Factor structure analysis for combined PAINAD data identified one factor explaining 50.1% of the variance (eigenvalue 2.51) and one minor factor explaining 20.6% (eigenvalue 1.03). PAINAD was compared to the Pain VAS, DS-DAT, and Discomfort VAS. Correlation coefficients at rest were 0.75, 0.76, and 0.76, respectively. PAINAD was compared to the Pain VAS during presumed pleasant conditions (r = 0.87–0.95) and presumed unpleasant conditions (r = 0.82–0.91). Discriminant validity of the PAINAD was evaluated in Study 1 with subjects observed during a pleasant activity, during rest or time of no activity, during caregiving that might be unpleasant with mean scores 1.0 (SD 1.3), 1.3 (SD 1.3), and 3.1 (SD 1.7), respectively. Using quality improvement data, the PAINAD captured pain and change in pain. Average PAINAD scores 6.7 (SD 1.8) prior to prn medication and 1.8 (SD 2.2) 30 minutes after pain medication were significant (t24 = 9.6, P < 0.001).

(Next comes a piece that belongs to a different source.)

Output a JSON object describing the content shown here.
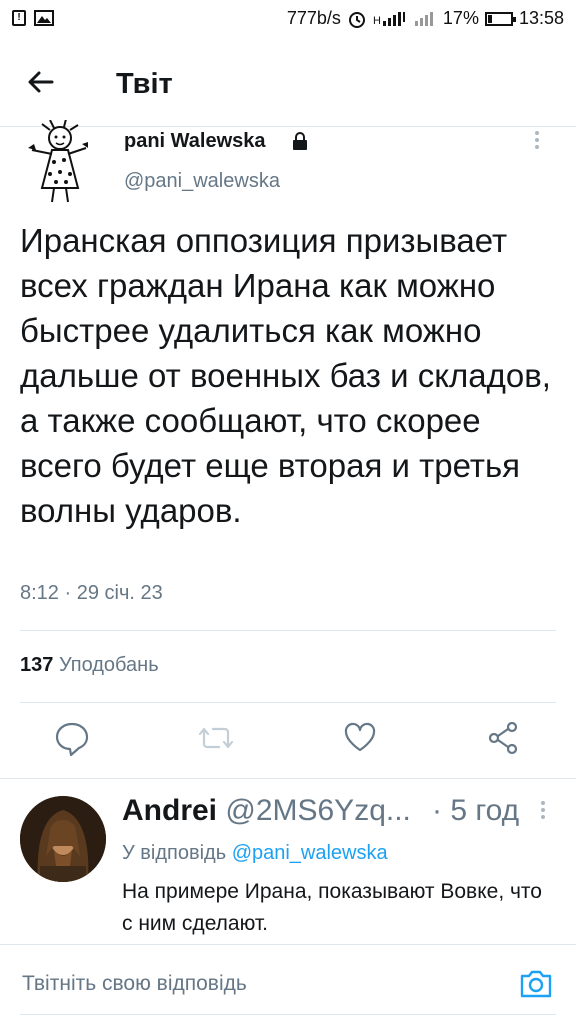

In conclusion, the PAINAD was developed as a short, easy to use observation tool for assessing pain in nonverbal older adults. The tool items included are not comprehensive; thus, the ability of the PAINAD to detect pain in persons with dementia with more subtle changes in behavior may be compromised. Although clinicians desire to have a tool that provides a 0–10 score similar to the 0–10 Numeric Rating Scale commonly used as the gold standard in verbal patients, the soundness of establishing a rating scale with pain intensity scoring of behaviors has not been substantiated in the literature. Tool reliability is good for interrater reliability, but internal consistency is only moderate and stability has not been demonstrated. Some conceptual and methodological issues have been identified with the development and testing of the PAINAD. However, the positive findings in detection of changes in pain behavior following intervention in the quality improvement study reported suggest that additional study in controlled circumstances is warranted.